Primo: lo scarso, scarsissimo peso politico e sociale. Qualsiasi persona sana di mente avrebbe puntato sulla viticoltura dopo il sisma. Il ceto politico dell’epoca, dominato dai demitiani e dai comunisti, non vedeva invece nessuna prospettiva nel lavoro dei campi e ha individuato nella costruzione di grandi nuclei industriali l’unica possibilità di riequilibrare il peso delle aree interne rispetto alla costa. Esattamente l’opposto di cui si aveva bisogno.

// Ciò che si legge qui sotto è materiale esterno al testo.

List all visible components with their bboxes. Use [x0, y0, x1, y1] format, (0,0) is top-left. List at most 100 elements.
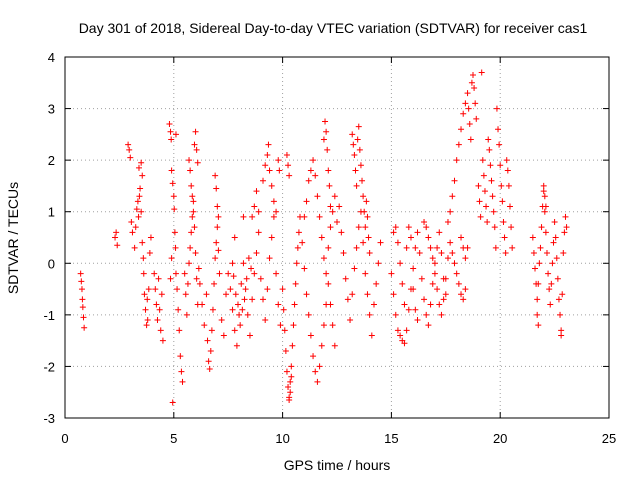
data-point [127, 154, 134, 161]
data-point [190, 208, 197, 215]
data-point [487, 162, 494, 169]
data-point [501, 234, 508, 241]
y-tick-label: 1 [48, 205, 55, 220]
data-point [229, 306, 236, 313]
data-point [563, 224, 570, 231]
data-point [546, 286, 553, 293]
data-point [79, 296, 86, 303]
data-point [529, 234, 536, 241]
data-point [166, 121, 173, 128]
data-point [552, 234, 559, 241]
data-point [172, 244, 179, 251]
data-point [227, 286, 234, 293]
data-point [174, 286, 181, 293]
data-point [213, 185, 220, 192]
y-tick-label: 3 [48, 102, 55, 117]
data-point [392, 311, 399, 318]
data-point [265, 141, 272, 148]
data-point [318, 342, 325, 349]
data-point [388, 270, 395, 277]
y-tick-label: -2 [43, 359, 55, 374]
data-point [453, 270, 460, 277]
data-point [354, 136, 361, 143]
data-point [236, 311, 243, 318]
data-point [253, 249, 260, 256]
data-point [336, 203, 343, 210]
data-point [188, 229, 195, 236]
data-point [368, 332, 375, 339]
data-point [159, 337, 166, 344]
data-point [283, 368, 290, 375]
data-point [216, 270, 223, 277]
data-point [377, 239, 384, 246]
data-point [206, 366, 213, 373]
data-point [290, 322, 297, 329]
data-point [253, 188, 260, 195]
data-point [466, 121, 473, 128]
data-point [360, 239, 367, 246]
data-point [449, 249, 456, 256]
data-point [326, 182, 333, 189]
data-point [390, 229, 397, 236]
data-point [168, 255, 175, 262]
data-point [112, 234, 119, 241]
data-point [245, 255, 252, 262]
data-point [364, 291, 371, 298]
data-point [449, 193, 456, 200]
data-point [243, 275, 250, 282]
data-point [138, 208, 145, 215]
data-point [540, 182, 547, 189]
data-point [414, 229, 421, 236]
data-point [79, 304, 86, 311]
data-point [178, 368, 185, 375]
data-point [484, 219, 491, 226]
data-point [444, 219, 451, 226]
data-point [307, 332, 314, 339]
data-point [355, 224, 362, 231]
data-point [316, 363, 323, 370]
data-point [418, 275, 425, 282]
data-point [240, 213, 247, 220]
data-point [559, 291, 566, 298]
data-point [462, 100, 469, 107]
data-point [503, 157, 510, 164]
data-point [251, 203, 258, 210]
y-tick-label: 0 [48, 256, 55, 271]
data-point [451, 260, 458, 267]
data-point [288, 373, 295, 380]
data-point [314, 378, 321, 385]
data-point [394, 327, 401, 334]
x-tick-label: 10 [275, 431, 289, 446]
data-point [223, 291, 230, 298]
data-point [125, 141, 132, 148]
data-point [442, 275, 449, 282]
data-point [472, 100, 479, 107]
data-point [133, 206, 140, 213]
data-point [361, 208, 368, 215]
data-point [260, 296, 267, 303]
data-point [295, 229, 302, 236]
data-point [429, 280, 436, 287]
y-axis-label: SDTVAR / TECUs [5, 182, 21, 294]
data-point [327, 301, 334, 308]
data-point [78, 278, 85, 285]
data-point [468, 79, 475, 86]
data-point [412, 306, 419, 313]
data-point [175, 306, 182, 313]
data-point [498, 182, 505, 189]
data-point [155, 275, 162, 282]
data-point [225, 270, 232, 277]
plot-frame [64, 56, 610, 419]
data-point [453, 157, 460, 164]
data-point [134, 198, 141, 205]
data-point [230, 273, 237, 280]
data-point [425, 234, 432, 241]
data-point [392, 224, 399, 231]
data-point [451, 177, 458, 184]
data-point [397, 260, 404, 267]
data-point [421, 219, 428, 226]
data-point [273, 208, 280, 215]
data-point [287, 378, 294, 385]
data-point [281, 327, 288, 334]
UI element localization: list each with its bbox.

Esattamente però quello che chiedevano gli elettori: non vogliamo più coltivare la terra, meglio fare i portieri in città e poi coltivare un po’ di insalata biologica nel tempo libero per non prendere il cancro.

Secondo, come i bamboccioni che ho citato prima, alla fine almeno l’80% delle persone impegnate a produrre vino in Irpinia potrebbero sopravvivere tranquillamente e senza grandi sacrifici se una legge proibisse improvvisamente la vendita pubblica di alcol.
Qualcuno perderebbe un po’ di soldi, ma alla fine non sarebbe un dramma.
Le grandi aziende, e quelle venute da fuori, sono ben consapevoli di questa situazione di debolezza del resto della filiera. Non sono contrarie alla esistenza delle piccole, ma non le ritengono affidabili, non le prendono sul serio.
In effetti l’immagine che può rappresentare la situazione è un cono rovesciato: per questo le grandi cantine sanno bene che il loro futuro è affidato sostanzialmente alla possibilità di rafforzare il marchio aziendale più che il territorio in astratto.
Enzo Ercolino ha rappresentato questa filosofia senza se e senza ma.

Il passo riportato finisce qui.